Court Opinion

ID: 9490546
Source: CourtListenerOpinion
Date Created: 2023-08-05 13:46:35.621176+00
Date Added: 2024-06-11T17:54:09.801064
License: Public Domain

CARNES, Circuit Judge,
dissenting:
I dissent from the Court’s holding for essentially those reasons Judge Birch has ably and thoroughly explained in his opinion. Although I agree with most of what is said in that opinion, I write separately for two reasons.
The first is to point out that the Department of Justice has admitted in another court that this case is less about efforts to determine whether Gecas should be deported than it is about efforts to assist foreign countries in prosecuting him. After the panel decision was issued in this case, the United States Attorney’s Office for Arizona filed a brief in the Ninth Circuit on behalf of the United States as appellee in a case in which *1484the appellant had been held in civil contempt for failing to answer questions before a grand jury. The appellant had refused to answer those questions based upon his asserted fear of foreign prosecution. Seeking to distinguish the present case from that one, the United States’ brief explained to the Ninth Circuit:
The Department of Justice sought Gecas’ compelled testimony about his association with Nazi forces during World War II to assist Israel and Lithuania who likely would prosecute him under applicable war crimes statutes. The Justice Department was actively assisting those foreign counties’ criminal investigation by sharing with them information and evidence. The treaty with Lithuania specifically mandated that the United States provide sworn testimony, such as that given by Gecas, to Lithuania. The United States in Gecas was clearly the alter ego of Israel and Lithuania.
After quoting from the Gecas panel opinion to support that characterization of this case, the United States’ brief went on to argue that the case was wrongly decided, anyway.*
I think that the United States’ brief in the Arizona case accurately described this case to the Ninth Circuit. The Department of Justice is “actively assisting” foreign countries in their criminal investigations of Gecas in order to further his prosecution in those countries. The protection afforded by the Fifth Amendment’s Self-Incrimination Clause is sufficient to prevent the United States government from doing indirectly, while acting as the “alter ego” of foreign prosecutors, what it could not do directly.
The second reason I write separat ;ly is to suggest with appropriate deference that this issue, brightly illuminated as it is by the facts of this case, is one that the Supreme Court might wish to review and decide. The issue has percolated enough to cause a circuit split, and has produced in this Court two fine opinions exhaustively exploring every conceivable argument on each side. The closeness of the question is evidenced by this Court’s six-to-five division. Finally, the issue is one of fundamental importance, and it is also of growing quantitive importance in view of the increasingly international nature of crime and of law enforcement cooperation.
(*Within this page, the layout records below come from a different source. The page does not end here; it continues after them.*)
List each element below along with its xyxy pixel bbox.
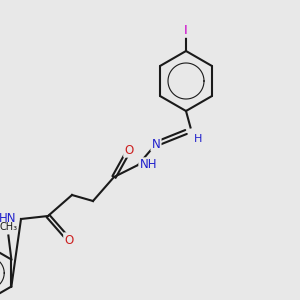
Text: H: H [194, 134, 202, 145]
Text: I: I [184, 23, 188, 37]
Text: HN: HN [0, 212, 16, 226]
Text: CH₃: CH₃ [0, 223, 17, 232]
Text: N: N [152, 137, 160, 151]
Text: O: O [64, 233, 74, 247]
Text: O: O [124, 143, 134, 157]
Text: NH: NH [140, 158, 157, 172]
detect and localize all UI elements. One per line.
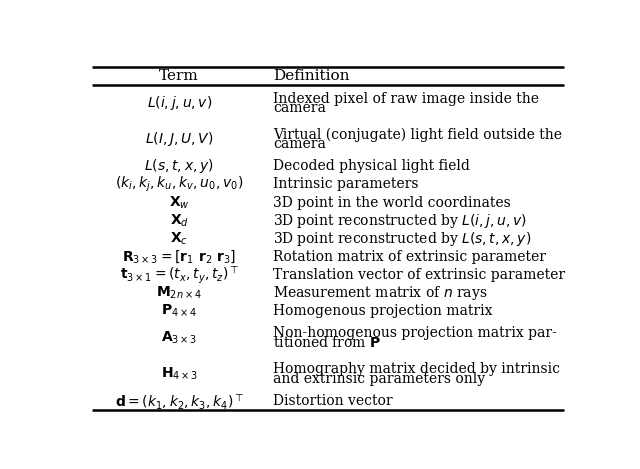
Text: Distortion vector: Distortion vector <box>273 394 393 408</box>
Text: $\mathbf{X}_w$: $\mathbf{X}_w$ <box>169 194 189 211</box>
Text: camera: camera <box>273 137 326 151</box>
Text: Indexed pixel of raw image inside the: Indexed pixel of raw image inside the <box>273 91 540 106</box>
Text: Non-homogenous projection matrix par-: Non-homogenous projection matrix par- <box>273 326 557 340</box>
Text: 3D point in the world coordinates: 3D point in the world coordinates <box>273 196 511 210</box>
Text: camera: camera <box>273 101 326 115</box>
Text: 3D point reconstructed by $L(i, j, u, v)$: 3D point reconstructed by $L(i, j, u, v)… <box>273 212 527 230</box>
Text: Homography matrix decided by intrinsic: Homography matrix decided by intrinsic <box>273 363 561 377</box>
Text: $\mathbf{M}_{2n\times4}$: $\mathbf{M}_{2n\times4}$ <box>156 285 202 301</box>
Text: and extrinsic parameters only: and extrinsic parameters only <box>273 372 486 386</box>
Text: Term: Term <box>159 69 199 83</box>
Text: $L(s, t, x, y)$: $L(s, t, x, y)$ <box>144 158 214 175</box>
Text: Translation vector of extrinsic parameter: Translation vector of extrinsic paramete… <box>273 268 566 282</box>
Text: $\mathbf{H}_{4\times3}$: $\mathbf{H}_{4\times3}$ <box>161 366 198 382</box>
Text: $(k_i, k_j, k_u, k_v, u_0, v_0)$: $(k_i, k_j, k_u, k_v, u_0, v_0)$ <box>115 175 243 194</box>
Text: Measurement matrix of $n$ rays: Measurement matrix of $n$ rays <box>273 284 488 302</box>
Text: $\mathbf{X}_c$: $\mathbf{X}_c$ <box>170 230 188 247</box>
Text: Intrinsic parameters: Intrinsic parameters <box>273 177 419 191</box>
Text: 3D point reconstructed by $L(s, t, x, y)$: 3D point reconstructed by $L(s, t, x, y)… <box>273 230 532 248</box>
Text: Homogenous projection matrix: Homogenous projection matrix <box>273 304 493 318</box>
Text: Decoded physical light field: Decoded physical light field <box>273 159 470 174</box>
Text: $L(I, J, U, V)$: $L(I, J, U, V)$ <box>145 130 214 148</box>
Text: Definition: Definition <box>273 69 350 83</box>
Text: $\mathbf{P}_{4\times4}$: $\mathbf{P}_{4\times4}$ <box>161 303 197 319</box>
Text: $\mathbf{t}_{3\times1} = (t_x, t_y, t_z)^\top$: $\mathbf{t}_{3\times1} = (t_x, t_y, t_z)… <box>120 265 239 285</box>
Text: $\mathbf{A}_{3\times3}$: $\mathbf{A}_{3\times3}$ <box>161 330 197 346</box>
Text: $\mathbf{X}_d$: $\mathbf{X}_d$ <box>170 212 189 229</box>
Text: Virtual (conjugate) light field outside the: Virtual (conjugate) light field outside … <box>273 128 563 142</box>
Text: Rotation matrix of extrinsic parameter: Rotation matrix of extrinsic parameter <box>273 250 547 264</box>
Text: $\mathbf{R}_{3\times3} = [\mathbf{r}_1\ \mathbf{r}_2\ \mathbf{r}_3]$: $\mathbf{R}_{3\times3} = [\mathbf{r}_1\ … <box>122 248 236 265</box>
Text: $L(i, j, u, v)$: $L(i, j, u, v)$ <box>147 94 212 112</box>
Text: titioned from $\mathbf{P}$: titioned from $\mathbf{P}$ <box>273 335 381 350</box>
Text: $\mathbf{d} = (k_1, k_2, k_3, k_4)^\top$: $\mathbf{d} = (k_1, k_2, k_3, k_4)^\top$ <box>115 392 244 411</box>
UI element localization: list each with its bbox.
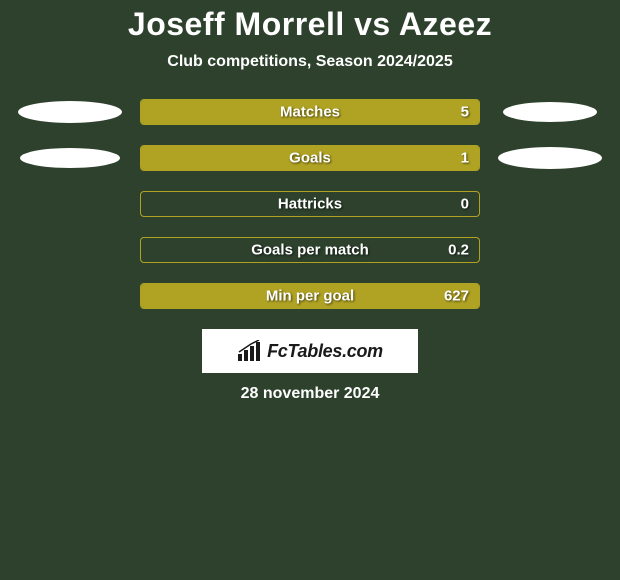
ellipse-icon — [503, 102, 597, 122]
stat-row: Hattricks 0 — [0, 191, 620, 217]
page-title: Joseff Morrell vs Azeez — [0, 6, 620, 43]
stat-value: 1 — [461, 150, 469, 167]
stat-bar: Hattricks 0 — [140, 191, 480, 217]
stat-row: Matches 5 — [0, 99, 620, 125]
brand-chart-icon — [237, 340, 263, 362]
date-label: 28 november 2024 — [0, 385, 620, 403]
stat-label: Min per goal — [266, 288, 354, 305]
stat-label: Goals per match — [251, 242, 369, 259]
stat-bar: Matches 5 — [140, 99, 480, 125]
comparison-widget: Joseff Morrell vs Azeez Club competition… — [0, 0, 620, 403]
stats-list: Matches 5 Goals 1 Hattricks 0 Goals per match 0… — [0, 99, 620, 309]
subtitle: Club competitions, Season 2024/2025 — [0, 53, 620, 71]
stat-label: Matches — [280, 104, 340, 121]
right-indicator — [480, 147, 620, 169]
stat-bar: Min per goal 627 — [140, 283, 480, 309]
right-indicator — [480, 102, 620, 122]
left-indicator — [0, 101, 140, 123]
stat-row: Min per goal 627 — [0, 283, 620, 309]
left-indicator — [0, 148, 140, 168]
stat-value: 0.2 — [448, 242, 469, 259]
brand-badge[interactable]: FcTables.com — [202, 329, 418, 373]
stat-value: 627 — [444, 288, 469, 305]
stat-value: 0 — [461, 196, 469, 213]
stat-row: Goals per match 0.2 — [0, 237, 620, 263]
stat-label: Goals — [289, 150, 331, 167]
stat-value: 5 — [461, 104, 469, 121]
stat-bar: Goals per match 0.2 — [140, 237, 480, 263]
stat-row: Goals 1 — [0, 145, 620, 171]
brand-text: FcTables.com — [267, 341, 383, 362]
ellipse-icon — [20, 148, 120, 168]
stat-label: Hattricks — [278, 196, 342, 213]
ellipse-icon — [18, 101, 122, 123]
ellipse-icon — [498, 147, 602, 169]
stat-bar: Goals 1 — [140, 145, 480, 171]
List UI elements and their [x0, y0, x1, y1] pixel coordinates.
The reason I do not cite the case name and number of the brief being quoted is that the briefs in that Ninth Circuit case are under seal. Nonetheless, the case is cited by name and number in Gecas’ reply brief, which quotes from the relevant part of the United States' brief. I have obtained a copy of the United States’ brief from the Ninth Circuit and verified the quotation.
At oral argument in this case, the attorney representing the Department of Justice was questioned about the statements concerning this case contained in the brief filed in the Ninth Circuit. He attempted to explain those statements as merely an Assistant United States Attorney’s characterization of the panel opinion in this case. However, he also admitted that the Assistant United States Attorney who authored the Ninth Circuit brief did so after consulting with attorneys in the Department of Justice, including the Office of Special Investigations, about the Gecas case.